I was gratified to see that Arnold is, supposedly, laying off 3,665 correctional officers and correctional employees. While I don’t wish anything bad on the employees or their families, I do feel it’s about time something like this was done and it sets the stage for releases. Not only that, but people out there seem to forget that government shouldn’t be immune to the harsh realities of rough economic times. Any business worth its salt would have laid off lots of people long ago and eradicated redundancies, unproductive workers, and unproductive positions. A normal business that is run well also takes inventories, which, I really don’t think California does in any measure. California really needs a six sigma methodology, BAD. Ask Meg Whitman, she was the CEO of eBay and is planning to run for governor, Meg said she would lay off at least 30,000 workers. Hmmm.

This is from the San Francisco Chronicle:

Lance Corcoran, a spokesman for the prison guards’ union, said the union doesn’t know how many guards will be laid off.
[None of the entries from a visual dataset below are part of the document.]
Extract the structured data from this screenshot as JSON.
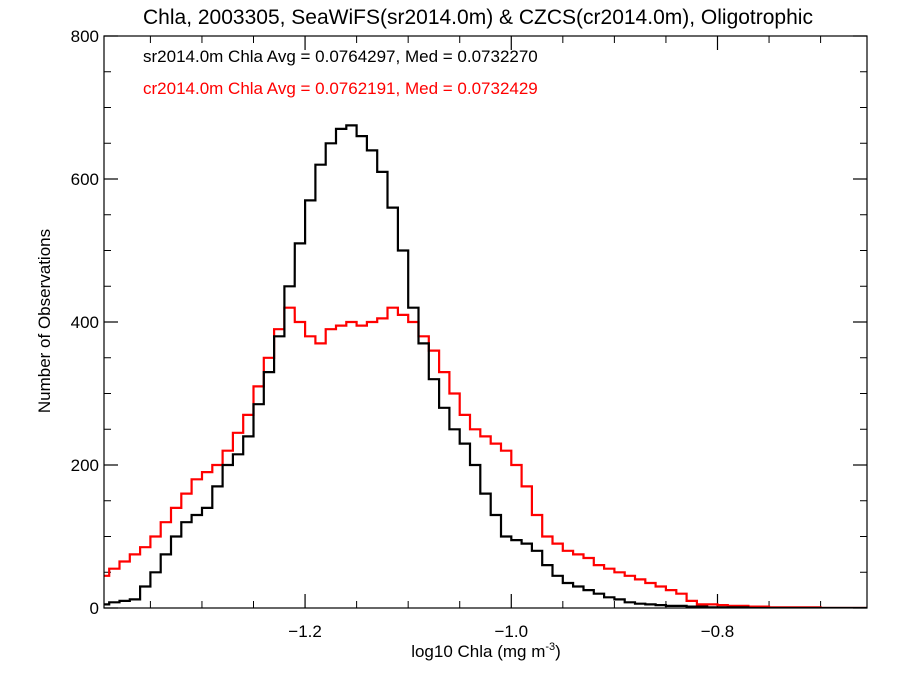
{
  "chart_data": {
    "type": "line",
    "title": "Chla, 2003305, SeaWiFS(sr2014.0m) & CZCS(cr2014.0m), Oligotrophic",
    "xlabel_main": "log10 Chla (mg m",
    "xlabel_sup": "-3",
    "xlabel_close": ")",
    "ylabel": "Number of Observations",
    "xlim": [
      -1.395,
      -0.655
    ],
    "ylim": [
      0,
      800
    ],
    "xticks": [
      -1.2,
      -1.0,
      -0.8
    ],
    "xtick_labels": [
      "−1.2",
      "−1.0",
      "−0.8"
    ],
    "yticks": [
      0,
      200,
      400,
      600,
      800
    ],
    "ytick_labels": [
      "0",
      "200",
      "400",
      "600",
      "800"
    ],
    "x_minor_step": 0.05,
    "y_minor_step": 50,
    "legend_position": "top-left",
    "series": [
      {
        "name": "sr2014.0m",
        "color": "#000000",
        "legend_text": "sr2014.0m Chla Avg = 0.0764297, Med = 0.0732270",
        "x": [
          -1.395,
          -1.385,
          -1.375,
          -1.365,
          -1.355,
          -1.345,
          -1.335,
          -1.325,
          -1.315,
          -1.305,
          -1.295,
          -1.285,
          -1.275,
          -1.265,
          -1.255,
          -1.245,
          -1.235,
          -1.225,
          -1.215,
          -1.205,
          -1.195,
          -1.185,
          -1.175,
          -1.165,
          -1.155,
          -1.145,
          -1.135,
          -1.125,
          -1.115,
          -1.105,
          -1.095,
          -1.085,
          -1.075,
          -1.065,
          -1.055,
          -1.045,
          -1.035,
          -1.025,
          -1.015,
          -1.005,
          -0.995,
          -0.985,
          -0.975,
          -0.965,
          -0.955,
          -0.945,
          -0.935,
          -0.925,
          -0.915,
          -0.905,
          -0.895,
          -0.885,
          -0.875,
          -0.865,
          -0.855,
          -0.845,
          -0.835,
          -0.825,
          -0.815,
          -0.805,
          -0.795,
          -0.785,
          -0.775,
          -0.765,
          -0.755,
          -0.745,
          -0.735,
          -0.725,
          -0.715,
          -0.705,
          -0.695,
          -0.685,
          -0.675,
          -0.665,
          -0.655
        ],
        "y": [
          5,
          8,
          10,
          12,
          30,
          50,
          75,
          100,
          120,
          130,
          140,
          170,
          200,
          215,
          240,
          285,
          330,
          380,
          450,
          510,
          570,
          620,
          650,
          670,
          675,
          660,
          640,
          610,
          560,
          500,
          420,
          370,
          320,
          280,
          250,
          230,
          200,
          160,
          130,
          100,
          95,
          90,
          80,
          60,
          45,
          35,
          30,
          25,
          20,
          15,
          12,
          8,
          6,
          5,
          4,
          3,
          3,
          2,
          2,
          1,
          1,
          1,
          1,
          0,
          0,
          0,
          0,
          0,
          0,
          0,
          0,
          0,
          0,
          0,
          0
        ]
      },
      {
        "name": "cr2014.0m",
        "color": "#ff0000",
        "legend_text": "cr2014.0m Chla Avg = 0.0762191, Med = 0.0732429",
        "x": [
          -1.395,
          -1.385,
          -1.375,
          -1.365,
          -1.355,
          -1.345,
          -1.335,
          -1.325,
          -1.315,
          -1.305,
          -1.295,
          -1.285,
          -1.275,
          -1.265,
          -1.255,
          -1.245,
          -1.235,
          -1.225,
          -1.215,
          -1.205,
          -1.195,
          -1.185,
          -1.175,
          -1.165,
          -1.155,
          -1.145,
          -1.135,
          -1.125,
          -1.115,
          -1.105,
          -1.095,
          -1.085,
          -1.075,
          -1.065,
          -1.055,
          -1.045,
          -1.035,
          -1.025,
          -1.015,
          -1.005,
          -0.995,
          -0.985,
          -0.975,
          -0.965,
          -0.955,
          -0.945,
          -0.935,
          -0.925,
          -0.915,
          -0.905,
          -0.895,
          -0.885,
          -0.875,
          -0.865,
          -0.855,
          -0.845,
          -0.835,
          -0.825,
          -0.815,
          -0.805,
          -0.795,
          -0.785,
          -0.775,
          -0.765,
          -0.755,
          -0.745,
          -0.735,
          -0.725,
          -0.715,
          -0.705,
          -0.695,
          -0.685,
          -0.675,
          -0.665,
          -0.655
        ],
        "y": [
          45,
          55,
          65,
          75,
          85,
          100,
          120,
          140,
          160,
          180,
          190,
          200,
          220,
          245,
          270,
          310,
          350,
          390,
          420,
          400,
          380,
          370,
          390,
          395,
          400,
          395,
          400,
          405,
          420,
          410,
          400,
          380,
          360,
          330,
          300,
          270,
          250,
          240,
          230,
          220,
          200,
          170,
          130,
          100,
          90,
          80,
          75,
          70,
          60,
          55,
          50,
          45,
          40,
          35,
          30,
          25,
          20,
          10,
          5,
          5,
          4,
          3,
          3,
          2,
          2,
          1,
          1,
          1,
          1,
          1,
          0,
          0,
          0,
          0,
          0
        ]
      }
    ]
  }
}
He blasted the inmate–release proposal.

“This short-term savings is going to have long-term costs, and the costs will be measured, unfortunately, in lives,” Corcoran said. “I anticipate some incredibly sensational crime committed by an individual that should have been incarcerated.”

I understand that it’s Corcoran’s job to ridicule anything the California Correctional Peace Officers Association sees as a threat to its ability to protect union members and their jobs, but I think it’s really funny that he’s saying that some sort of sensational crime will be the result of releases. Corcoran seems to think that the general public is so naïve (or are they?) as to not realize that any person being released is going to get out anyway!

The fact that a person was released early has absolutely nothing to do with whether or not he or she commits another crime, sensational or not. Obviously another scare tactic perpetuated by the CCPOA with no counter point to Corcoran’s assertion offered by the Chronicle — imagine that. (And why is it that the mainstream news media always seems to quote the CCPOA on prison issues — but rarely talks to, say, prisoners rights groups, or anyone else, for the other side of the story?)